Usbekistan – Slowakei: Auf dem Weg zu einer weiteren Stärkung der Freundschaft
Im Rahmen des 4. Internationalen Investitionsforums in Taschkent fand das Usbekisch-Slowakische Wirtschaftsforum statt. An der Veranstaltung nahm Shokhrukh Gulomov, stellvertretender Minister für Investitionen, Industrie und Handel der Republik Usbekistan, teil.
Dieses Forum diente als wichtige Plattform, um die bilateralen Beziehungen zu vertiefen, neue Bereiche der Zusammenarbeit zu erkunden und eine solide Grundlage für die weitere Entwicklung der wirtschaftlichen Beziehungen zwischen den beiden Ländern zu schaffen.
Die Anwesenheit der slowakischen Wirtschaftsdelegation bekräftigte das wachsende Interesse der Slowakei an einer verstärkten Zusammenarbeit mit Usbekistan. Die Teilnahme hochrangiger Unternehmer spiegelt das gestiegene gegenseitige Vertrauen wider und zeigt bedeutende Möglichkeiten für eine Ausweitung der wirtschaftlichen Zusammenarbeit auf.
Laut Herrn Gulomov ist der Handel zwischen Usbekistan und der Slowakei im Jahr 2024 deutlich gewachsen. Der bilaterale Handel erreichte 72,5 Millionen Euro, was einem Anstieg von 48,7 % gegenüber 2023 entspricht – ein klarer Beweis für die Stärkung der wirtschaftlichen Zusammenarbeit.
Slowakische Unternehmen haben großes Interesse an einer Stärkung und Ausweitung ihrer Präsenz auf dem usbekischen Markt bekundet. Namhafte Firmen wie AZC, OFZ, Rokosan und Matador bringen Fachwissen in den Bereichen Automobil, Metallurgie, Infrastruktur, Landwirtschaft, Lebensmittelproduktion und Energie mit.
Zu den wichtigsten Exportgütern der Slowakei zählen Reifen, Automobilteile und Metallprodukte, während Usbekistan unter anderem Reis, Obst (insbesondere Trauben) und Bekleidung in die Slowakei exportieren möchte.
Zu den positiven Veränderungen im Handel zählen ein Anstieg der slowakischen Exporte um 54,8 % und ein Rückgang der Importe um 3,5 %. Diese Trends ebnen den Weg für ein weiteres Wachstum der Wirtschaftsbeziehungen zwischen den beiden Ländern.
Partnerschaften dieser Art sind von entscheidender Bedeutung für ein stabiles Wirtschaftswachstum und die Erschließung langfristiger Investitions- und Technologieaustauschmöglichkeiten.

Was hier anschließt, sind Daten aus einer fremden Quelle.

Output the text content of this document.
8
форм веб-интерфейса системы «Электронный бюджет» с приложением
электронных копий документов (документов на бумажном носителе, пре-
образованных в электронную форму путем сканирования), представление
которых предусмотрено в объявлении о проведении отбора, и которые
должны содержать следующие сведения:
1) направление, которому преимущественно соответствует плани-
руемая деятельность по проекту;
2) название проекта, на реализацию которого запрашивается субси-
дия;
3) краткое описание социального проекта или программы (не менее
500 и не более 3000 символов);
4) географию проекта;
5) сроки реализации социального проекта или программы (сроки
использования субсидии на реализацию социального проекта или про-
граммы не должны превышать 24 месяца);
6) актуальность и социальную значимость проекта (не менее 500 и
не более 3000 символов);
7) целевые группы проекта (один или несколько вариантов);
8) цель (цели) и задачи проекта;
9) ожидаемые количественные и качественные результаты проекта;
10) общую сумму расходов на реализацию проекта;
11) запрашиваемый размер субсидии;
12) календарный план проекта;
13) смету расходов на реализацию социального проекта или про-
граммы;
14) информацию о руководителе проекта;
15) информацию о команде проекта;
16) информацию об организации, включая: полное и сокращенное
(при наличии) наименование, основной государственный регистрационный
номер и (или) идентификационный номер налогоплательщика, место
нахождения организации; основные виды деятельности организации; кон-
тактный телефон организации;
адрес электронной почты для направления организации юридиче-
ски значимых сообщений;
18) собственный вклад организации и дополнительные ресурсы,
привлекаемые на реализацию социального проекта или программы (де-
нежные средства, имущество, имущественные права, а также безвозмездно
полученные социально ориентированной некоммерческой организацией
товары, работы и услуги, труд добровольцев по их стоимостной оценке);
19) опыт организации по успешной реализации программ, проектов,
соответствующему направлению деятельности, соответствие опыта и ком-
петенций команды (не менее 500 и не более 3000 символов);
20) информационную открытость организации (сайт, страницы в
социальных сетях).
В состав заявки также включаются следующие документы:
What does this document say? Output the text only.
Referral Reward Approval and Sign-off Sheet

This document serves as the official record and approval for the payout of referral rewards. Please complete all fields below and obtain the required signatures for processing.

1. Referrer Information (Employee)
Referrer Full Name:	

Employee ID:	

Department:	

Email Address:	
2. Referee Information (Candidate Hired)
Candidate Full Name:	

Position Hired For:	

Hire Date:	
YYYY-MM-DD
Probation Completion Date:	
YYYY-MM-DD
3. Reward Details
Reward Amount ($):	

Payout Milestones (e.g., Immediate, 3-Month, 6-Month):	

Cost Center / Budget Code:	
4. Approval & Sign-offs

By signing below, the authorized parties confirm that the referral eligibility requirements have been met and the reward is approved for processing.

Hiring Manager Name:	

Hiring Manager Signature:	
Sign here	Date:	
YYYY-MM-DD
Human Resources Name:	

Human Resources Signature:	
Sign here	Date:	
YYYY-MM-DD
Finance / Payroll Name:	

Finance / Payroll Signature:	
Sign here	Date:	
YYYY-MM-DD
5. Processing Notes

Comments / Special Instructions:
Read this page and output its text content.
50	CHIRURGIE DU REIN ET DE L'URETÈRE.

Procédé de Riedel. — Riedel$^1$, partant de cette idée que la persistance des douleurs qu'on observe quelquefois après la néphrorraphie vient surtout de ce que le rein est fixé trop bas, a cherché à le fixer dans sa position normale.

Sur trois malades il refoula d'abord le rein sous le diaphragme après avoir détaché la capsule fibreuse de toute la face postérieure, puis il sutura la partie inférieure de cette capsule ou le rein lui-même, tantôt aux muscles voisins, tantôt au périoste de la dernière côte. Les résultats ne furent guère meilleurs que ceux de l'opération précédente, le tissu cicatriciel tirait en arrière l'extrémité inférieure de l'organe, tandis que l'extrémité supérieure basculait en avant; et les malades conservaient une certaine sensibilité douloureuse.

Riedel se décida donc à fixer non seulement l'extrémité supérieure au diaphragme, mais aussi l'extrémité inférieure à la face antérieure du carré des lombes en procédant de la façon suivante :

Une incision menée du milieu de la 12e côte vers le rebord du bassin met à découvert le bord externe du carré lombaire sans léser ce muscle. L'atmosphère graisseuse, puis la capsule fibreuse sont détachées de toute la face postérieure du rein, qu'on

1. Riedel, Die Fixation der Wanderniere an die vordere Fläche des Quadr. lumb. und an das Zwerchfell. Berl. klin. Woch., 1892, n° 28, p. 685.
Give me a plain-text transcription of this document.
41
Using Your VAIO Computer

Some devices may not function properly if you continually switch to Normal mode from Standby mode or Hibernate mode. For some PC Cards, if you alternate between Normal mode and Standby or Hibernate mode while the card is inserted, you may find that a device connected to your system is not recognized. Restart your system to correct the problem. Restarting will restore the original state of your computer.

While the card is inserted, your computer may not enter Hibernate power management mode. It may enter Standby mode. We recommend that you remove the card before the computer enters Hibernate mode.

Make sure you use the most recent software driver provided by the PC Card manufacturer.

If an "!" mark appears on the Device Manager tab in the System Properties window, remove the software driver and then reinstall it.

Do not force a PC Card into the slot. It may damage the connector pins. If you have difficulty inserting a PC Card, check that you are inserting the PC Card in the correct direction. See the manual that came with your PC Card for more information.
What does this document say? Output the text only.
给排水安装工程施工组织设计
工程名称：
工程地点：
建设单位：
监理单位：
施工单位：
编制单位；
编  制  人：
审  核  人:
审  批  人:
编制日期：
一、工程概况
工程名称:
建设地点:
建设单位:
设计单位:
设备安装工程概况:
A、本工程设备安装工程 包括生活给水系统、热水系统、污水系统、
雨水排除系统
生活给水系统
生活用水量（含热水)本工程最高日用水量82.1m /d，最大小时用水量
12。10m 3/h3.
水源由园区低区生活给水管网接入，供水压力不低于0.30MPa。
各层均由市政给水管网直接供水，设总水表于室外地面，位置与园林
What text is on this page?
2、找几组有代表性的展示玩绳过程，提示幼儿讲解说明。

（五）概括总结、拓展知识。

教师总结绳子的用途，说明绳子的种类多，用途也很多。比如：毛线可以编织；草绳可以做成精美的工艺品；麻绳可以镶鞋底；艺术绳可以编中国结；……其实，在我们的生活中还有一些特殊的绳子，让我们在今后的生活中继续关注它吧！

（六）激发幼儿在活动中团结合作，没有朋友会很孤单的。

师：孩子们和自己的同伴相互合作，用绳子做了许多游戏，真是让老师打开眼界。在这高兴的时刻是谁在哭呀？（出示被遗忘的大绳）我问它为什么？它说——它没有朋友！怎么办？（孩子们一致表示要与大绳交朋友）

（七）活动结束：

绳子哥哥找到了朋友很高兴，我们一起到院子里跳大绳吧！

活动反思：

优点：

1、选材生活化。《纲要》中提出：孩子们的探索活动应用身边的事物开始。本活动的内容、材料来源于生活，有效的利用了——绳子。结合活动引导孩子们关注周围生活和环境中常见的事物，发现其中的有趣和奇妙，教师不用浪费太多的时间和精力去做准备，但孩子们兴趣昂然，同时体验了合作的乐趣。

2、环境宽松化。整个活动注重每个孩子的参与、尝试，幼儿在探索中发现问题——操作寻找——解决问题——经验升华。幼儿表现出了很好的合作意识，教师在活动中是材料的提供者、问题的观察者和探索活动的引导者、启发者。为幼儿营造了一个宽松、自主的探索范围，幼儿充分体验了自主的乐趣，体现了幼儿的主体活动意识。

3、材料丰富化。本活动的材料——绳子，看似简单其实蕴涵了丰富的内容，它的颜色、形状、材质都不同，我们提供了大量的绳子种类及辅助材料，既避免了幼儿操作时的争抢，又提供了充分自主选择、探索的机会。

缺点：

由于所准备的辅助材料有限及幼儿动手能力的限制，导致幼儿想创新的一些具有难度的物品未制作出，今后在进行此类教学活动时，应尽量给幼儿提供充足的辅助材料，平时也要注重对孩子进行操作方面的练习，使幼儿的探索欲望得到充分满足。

Usbekistan bleibt ein attraktiver Standort für Investitionen, Innovation und Entwicklung in der Region. Beide Seiten bekundeten ihre Bereitschaft, die Zusammenarbeit zu vertiefen, gemeinsame Projekte umzusetzen und neue Horizonte der wirtschaftlichen Partnerschaft zu erkunden.
Während des Forums wurden mehrere Abkommen zur Ausweitung der bilateralen Zusammenarbeit unterzeichnet. Die Teilnehmer nahmen auch an B2B- und G2B-Treffen teil, bei denen sie Geschäftskontakte knüpfen und vielversprechende Bereiche der Zusammenarbeit erörtern konnten.
Im Anschluss an die Veranstaltung wurden mehrere bilaterale Abkommen über 15 Projekte in den Bereichen Maschinenbau, Arzneimittelindustrie, Chemie, Transport, Baumaterialien, Landwirtschaft, Energie, Lebensmittelverarbeitung, Informationstechnologie, Gesundheitswesen und Metallurgie unterzeichnet.